The first step to creating a cohesive look in your home is to take an inventory of what you already have. Determine which items you’ll be using in the space and take note of their size, shape, and color. Those three characteristics are the building blocks of design, says Helen Piteo-Varrone of Helen Piteo Interiors in Wappingers Falls. “If you take those elements and try to match the personalities of those aspects in lieu of particular styles, it can work,” she says.
Examine all the pieces you want to incorporate into your home. Sometimes items that seem like polar opposites on first glance can actually work well together and set each other off. Piteo-Varrone uses a carved French antique chair and a rustic copper side table from Montana as an example. The two seemingly disparate pieces can actually complement each other if the color tones are similar and the lines are contoured right. “It’s really not about the style per se, it’s about taking each individual piece and grouping it together with something that complements its size, color, and shape,” she says. “That really comes into play with almost everything we do in design.”

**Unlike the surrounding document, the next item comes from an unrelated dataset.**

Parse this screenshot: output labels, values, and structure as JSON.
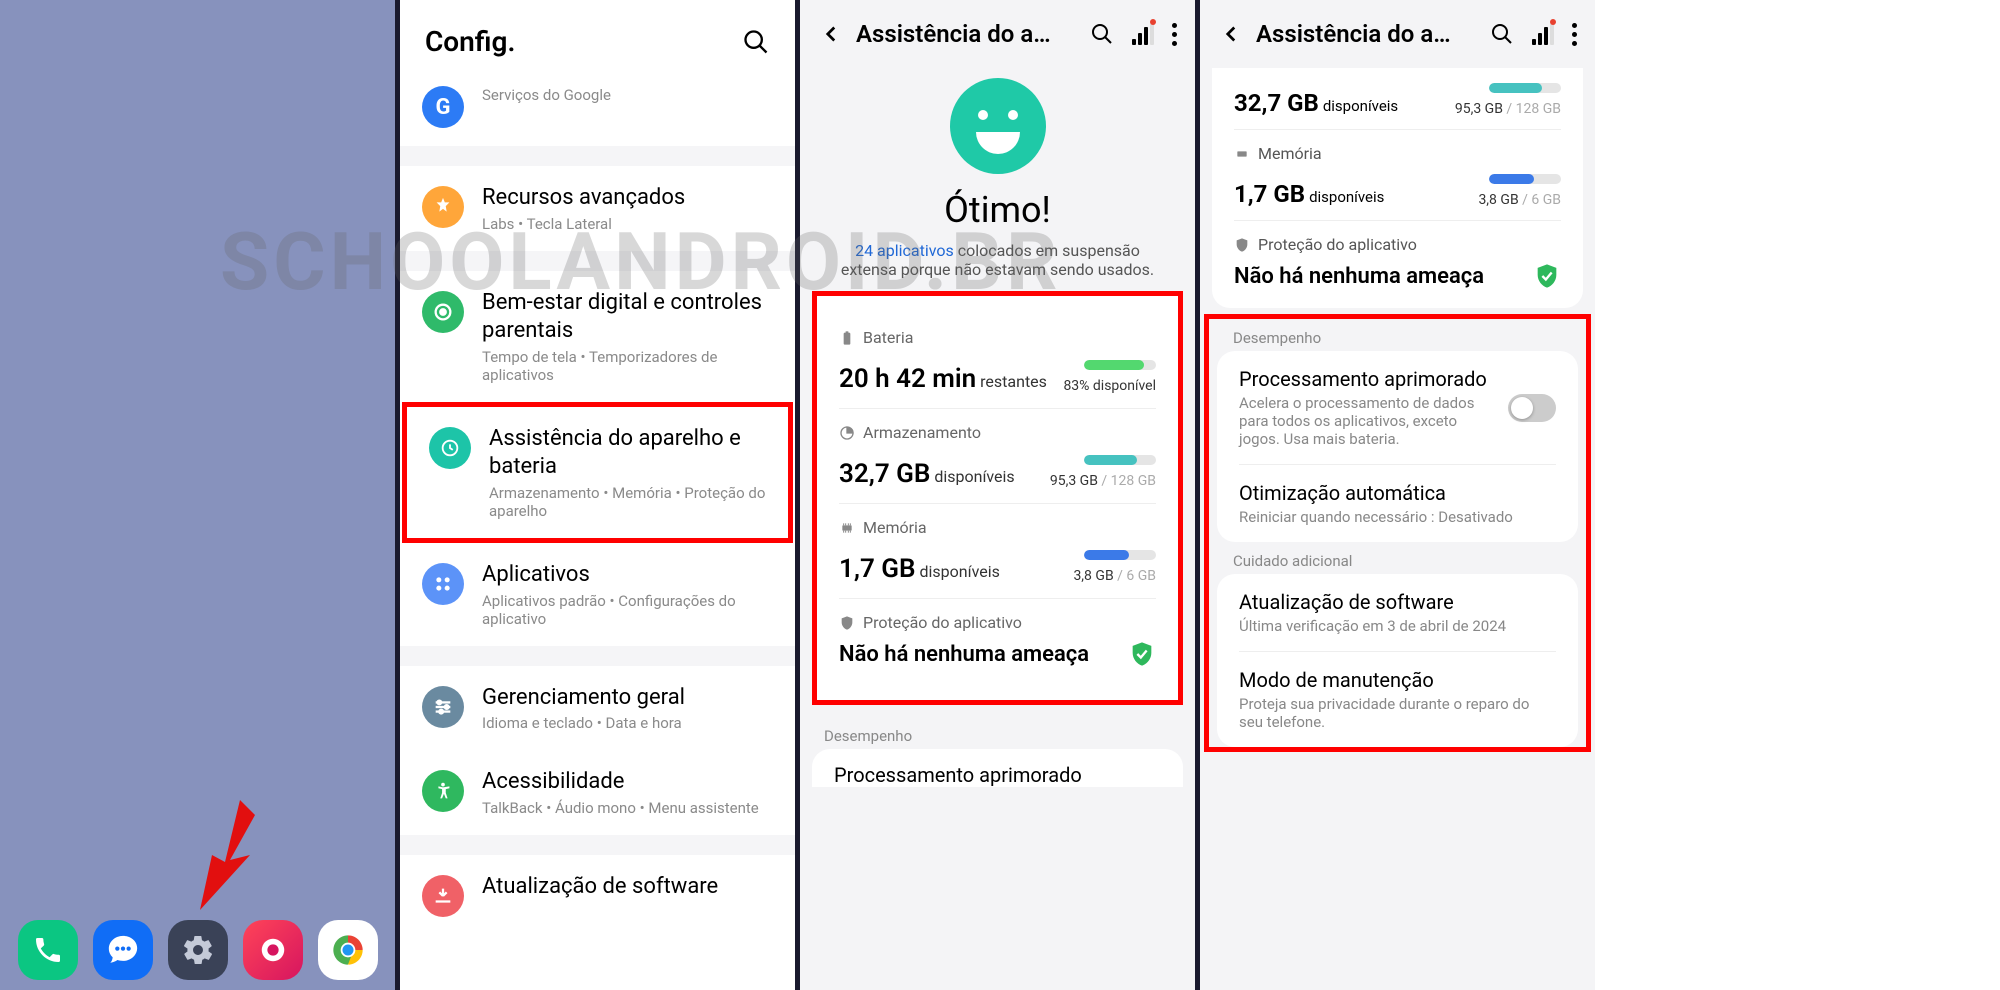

At this point, you might want to start trying to refine what you have. Jane Henderson, an interior designer with FW Interior Design in Wappingers Falls, says that she’ll ask her clients to evaluate which pieces they can’t live without. “Once you decide what pieces are crucial, it creates a road map for the rest of the design and can start to dictate a style,” she explains, “for example, combining a family antique chest with a midcentury modern mirror.”
Scaling back may not be very fun, but Laura Gould, a former interior designer who now owns the shop Sanctuary Home in downtown Nyack, says some editing may be necessary. “You have to find what doesn’t work,” she says, and then eliminate it from your design plans. If you live with a significant other or have a housemate, this is the time when you should try to find a common ground or accept some compromise to best fuse your decorating personalities. When in doubt, Gould recommends letting the space offer cues. “Different spaces dictate the style,” she says. “You have to let that speak to you and be honest enough to see what the vision is through the style of the home and the space.”

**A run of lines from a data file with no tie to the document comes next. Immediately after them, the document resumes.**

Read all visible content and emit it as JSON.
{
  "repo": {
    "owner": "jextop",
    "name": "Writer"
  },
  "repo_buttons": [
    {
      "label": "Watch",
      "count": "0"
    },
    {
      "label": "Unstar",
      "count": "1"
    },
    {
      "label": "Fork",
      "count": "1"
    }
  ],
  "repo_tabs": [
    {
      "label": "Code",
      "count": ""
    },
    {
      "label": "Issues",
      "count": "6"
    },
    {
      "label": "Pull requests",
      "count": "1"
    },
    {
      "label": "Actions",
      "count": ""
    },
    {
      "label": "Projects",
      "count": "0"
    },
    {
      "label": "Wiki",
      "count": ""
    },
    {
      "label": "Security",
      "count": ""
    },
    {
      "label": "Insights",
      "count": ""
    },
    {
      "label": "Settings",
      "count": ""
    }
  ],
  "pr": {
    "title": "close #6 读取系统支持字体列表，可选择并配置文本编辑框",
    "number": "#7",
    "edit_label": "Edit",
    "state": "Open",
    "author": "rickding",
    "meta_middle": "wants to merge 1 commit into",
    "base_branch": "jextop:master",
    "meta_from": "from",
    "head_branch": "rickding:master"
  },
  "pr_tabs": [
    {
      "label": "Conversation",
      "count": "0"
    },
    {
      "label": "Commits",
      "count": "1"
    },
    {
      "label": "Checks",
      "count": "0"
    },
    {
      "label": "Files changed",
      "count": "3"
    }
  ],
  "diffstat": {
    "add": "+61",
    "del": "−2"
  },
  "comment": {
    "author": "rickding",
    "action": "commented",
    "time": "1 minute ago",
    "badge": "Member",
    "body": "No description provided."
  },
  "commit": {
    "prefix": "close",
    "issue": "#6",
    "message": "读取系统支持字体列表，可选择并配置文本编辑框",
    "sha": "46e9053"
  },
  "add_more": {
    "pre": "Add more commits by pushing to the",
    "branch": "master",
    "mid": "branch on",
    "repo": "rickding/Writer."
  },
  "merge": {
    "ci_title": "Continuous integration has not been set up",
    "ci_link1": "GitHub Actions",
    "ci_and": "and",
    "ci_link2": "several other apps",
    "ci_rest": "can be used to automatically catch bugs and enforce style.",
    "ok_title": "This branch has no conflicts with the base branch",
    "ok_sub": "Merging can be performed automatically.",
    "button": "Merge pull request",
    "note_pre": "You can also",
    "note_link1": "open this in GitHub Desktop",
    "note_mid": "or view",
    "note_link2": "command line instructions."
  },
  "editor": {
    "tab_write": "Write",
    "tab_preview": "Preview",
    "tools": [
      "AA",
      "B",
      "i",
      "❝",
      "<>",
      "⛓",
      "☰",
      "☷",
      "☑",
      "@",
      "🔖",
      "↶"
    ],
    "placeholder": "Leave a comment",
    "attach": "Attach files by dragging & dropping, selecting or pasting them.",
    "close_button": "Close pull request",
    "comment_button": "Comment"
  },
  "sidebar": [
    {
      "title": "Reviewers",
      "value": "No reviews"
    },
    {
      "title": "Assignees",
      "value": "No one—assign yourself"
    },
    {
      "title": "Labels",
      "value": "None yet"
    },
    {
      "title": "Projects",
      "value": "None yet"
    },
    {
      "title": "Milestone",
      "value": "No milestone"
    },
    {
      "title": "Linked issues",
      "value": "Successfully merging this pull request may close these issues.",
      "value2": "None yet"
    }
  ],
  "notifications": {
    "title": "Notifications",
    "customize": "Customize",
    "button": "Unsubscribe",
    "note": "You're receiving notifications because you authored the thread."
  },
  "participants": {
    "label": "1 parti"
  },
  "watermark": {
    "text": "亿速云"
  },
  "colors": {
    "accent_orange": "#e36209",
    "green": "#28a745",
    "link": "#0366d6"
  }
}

Gould went through this process when she and her husband moved from a George Washington-era home filled with Victorian touches to a duplication of an Austrian chateau that was more suited to another style. But don’t think that the some of the European aspects of her new home means that she can only furnish it with items that represent that part of the world—she mixed and matched contemporary custom lighting with the European carved woodwork, Mongolian and Tibetan chests, and exotic Moroccan furniture made with camel bone and tooled metal.
To help further define the desired end result, both Piteo-Varrone and Henderson often ask their clients to create a folder of images from magazines or catalogs that typify the kind of space they want to create. This gives clues as to what color schemes are preferred, what lines and curves are favored on furniture, and whether you like rooms that are sparse in accessory or more full. “This exercise gives me some direction as a designer and it can serve the same purpose for anyone trying to tackle a DIY project,” says Henderson.